Now, of course, this is mostly not true. Online retailers have the book in stock about three days after it leaves the printer (which is why many online stores have the availability date, not the publication date, listed on the book’s web page). Quite a few brick-and-mortar stores, particularly chain stores, do as well. The issue is no longer: Can I get the book? Of course you can. The issue is: If a reader hears about the book on the radio, or sees a review, and then walks into a bookstore, will she find it at the front of the store on the New Nonfiction table? It’s rare that a reader is so fascinated by a new book that she’ll jot down the title and then go and ask for it. But if she hears about it, and then happens to see it when she strolls into Barnes & Noble, the chances that she’ll buy it multiply. “Publication date” now means: That window of opportunity during which the book is at the front of the store and also featured on as many media outlets as possible.

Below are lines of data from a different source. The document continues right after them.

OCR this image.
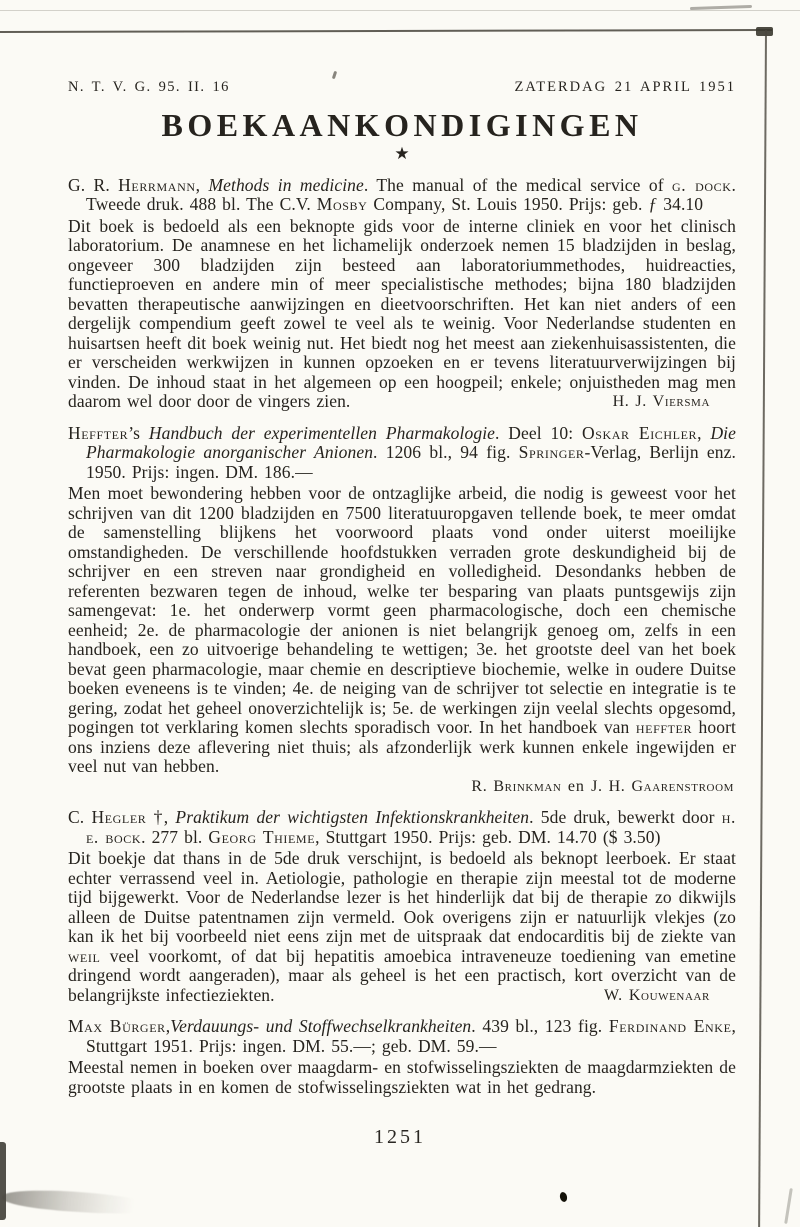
N. T. V. G. 95. II. 16	ZATERDAG 21 APRIL 1951
BOEKAANKONDIGINGEN
★

G. R. Herrmann, Methods in medicine. The manual of the medical service of g. dock. Tweede druk. 488 bl. The C.V. Mosby Company, St. Louis 1950. Prijs: geb. ƒ 34.10

Dit boek is bedoeld als een beknopte gids voor de interne cliniek en voor het clinisch laboratorium. De anamnese en het lichamelijk onderzoek nemen 15 bladzijden in beslag, ongeveer 300 bladzijden zijn besteed aan laboratoriummethodes, huidreacties, functieproeven en andere min of meer specialistische methodes; bijna 180 bladzijden bevatten therapeutische aanwijzingen en dieetvoorschriften. Het kan niet anders of een dergelijk compendium geeft zowel te veel als te weinig. Voor Nederlandse studenten en huisartsen heeft dit boek weinig nut. Het biedt nog het meest aan ziekenhuisassistenten, die er verscheiden werkwijzen in kunnen opzoeken en er tevens literatuurverwijzingen bij vinden. De inhoud staat in het algemeen op een hoogpeil; enkele; onjuistheden mag men daarom wel door door de vingers zien.	H. J. Viersma

Heffter’s Handbuch der experimentellen Pharmakologie. Deel 10: Oskar Eichler, Die Pharmakologie anorganischer Anionen. 1206 bl., 94 fig. Springer-Verlag, Berlijn enz. 1950. Prijs: ingen. DM. 186.—

Men moet bewondering hebben voor de ontzaglijke arbeid, die nodig is geweest voor het schrijven van dit 1200 bladzijden en 7500 literatuuropgaven tellende boek, te meer omdat de samenstelling blijkens het voorwoord plaats vond onder uiterst moeilijke omstandigheden. De verschillende hoofdstukken verraden grote deskundigheid bij de schrijver en een streven naar grondigheid en volledigheid. Desondanks hebben de referenten bezwaren tegen de inhoud, welke ter besparing van plaats puntsgewijs zijn samengevat: 1e. het onderwerp vormt geen pharmacologische, doch een chemische eenheid; 2e. de pharmacologie der anionen is niet belangrijk genoeg om, zelfs in een handboek, een zo uitvoerige behandeling te wettigen; 3e. het grootste deel van het boek bevat geen pharmacologie, maar chemie en descriptieve biochemie, welke in oudere Duitse boeken eveneens is te vinden; 4e. de neiging van de schrijver tot selectie en integratie is te gering, zodat het geheel onoverzichtelijk is; 5e. de werkingen zijn veelal slechts opgesomd, pogingen tot verklaring komen slechts sporadisch voor. In het handboek van heffter hoort ons inziens deze aflevering niet thuis; als afzonderlijk werk kunnen enkele ingewijden er veel nut van hebben.

R. Brinkman en J. H. Gaarenstroom

C. Hegler †, Praktikum der wichtigsten Infektionskrankheiten. 5de druk, bewerkt door h. e. bock. 277 bl. Georg Thieme, Stuttgart 1950. Prijs: geb. DM. 14.70 ($ 3.50)

Dit boekje dat thans in de 5de druk verschijnt, is bedoeld als beknopt leerboek. Er staat echter verrassend veel in. Aetiologie, pathologie en therapie zijn meestal tot de moderne tijd bijgewerkt. Voor de Nederlandse lezer is het hinderlijk dat bij de therapie zo dikwijls alleen de Duitse patentnamen zijn vermeld. Ook overigens zijn er natuurlijk vlekjes (zo kan ik het bij voorbeeld niet eens zijn met de uitspraak dat endocarditis bij de ziekte van weil veel voorkomt, of dat bij hepatitis amoebica intraveneuze toediening van emetine dringend wordt aangeraden), maar als geheel is het een practisch, kort overzicht van de belangrijkste infectieziekten.	W. Kouwenaar

Max Bürger,Verdauungs- und Stoffwechselkrankheiten. 439 bl., 123 fig. Ferdinand Enke, Stuttgart 1951. Prijs: ingen. DM. 55.—; geb. DM. 59.—

Meestal nemen in boeken over maagdarm- en stofwisselingsziekten de maagdarmziekten de grootste plaats in en komen de stofwisselingsziekten wat in het gedrang.

1251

For this book, that window is the first two weeks of October, and that’s when most of my events are scheduled. I’m speaking at the Princeton Club of New York on October 1, and then at the Princeton Public Library on October 5. I’ve got various other events on the calendar which I’ll post closer to the time; and in the middle of October I’m going to London to do some publicity for Princeton’s U.K. office. (More on that soon.) Media outlets which plan to run pieces about the book have been asked to wait until closer to the “pub date” in order to do so.

You can probably find the book at your local Barnes & Noble now, but there will be a single copy on the Current Affairs shelf, buried among a host of other titles. In early October, with any luck, there will be a stack of them much closer to the front of the store, and readers might actually pick them up and KEEP them.

In the meantime, I would never tell you to move that single copy up to the front of the store. No, indeed, that would defeat the whole purpose of Publication Day.

Showing 8 comments
  • JFS in IL

    Got it out of our local library LAST WEEK – hubby grabbed ti to read on the commuter train so I haven’t gotten to read it yet (unfair!). I told him he better post a good review at Amazon when he is done.

  • elise

    I just found this interesting article in the New York Times this morning having to do with McCain’s groveling. I thought of you immediately: http://www.nytimes.com/2008/09/04/us/politics/04mccain.html?pagewanted=1&_r=1

  • Jenny

    I wonder: why am I never fortunate enough to encounter those “Accidental early releases?” I would LOVE to make an early find on a much-anticipated book like yours! 🙂

  • Oh darn it, and here Urban Kid 1 and I just had a leisurely visit to our local Border’s this afternoon. Had I checked here earlier, I could have scoured around for your book! Ah well, can’t think of a better excuse to head back to the bookstore!

  • Michael Walker

    Interestingly, it’s available now at the regular U.S. Amazon.COM site (not just for pre-order). It lists the publication date as September 7. I know you’ll be disappointed that I didn’t wait until the Publication Day celebration, but I just ordered a copy. All the best!

  • Michael Walker

    I obviously got low scores in reading comprehension in grade school. (Either that, or I should read blog posts carefully before making a comment!) I see that you addressed the availability in online stores. Wishing it will be a bestseller…. -Michael

  • V.C., a.k.a. "your Spanish translator"

    Ah… the mysteries of Publication Day. I wonder if us Europeans will get the chance to see The Art on the Public Grovel in our bookstores (needless to say, this is one book I most certainly AM going to read. Say read? Nah! I will wolf it down, ñam ñam ñam).

    🙂

  • kim from hiraeth

    Hi Susan!

    I am a home school mom (son is a Senior this year, so our home school journey is nearly over). We used WTM and LOVED it! I am working my way through WEM. To say I am a fan would be an understatement.

    I’m a calligrapher and make custom bookmarks. I’ve made one for you! I’d like to send it you you as a thank you for all that you and your books (and tapes!) have contributed to our home school experience.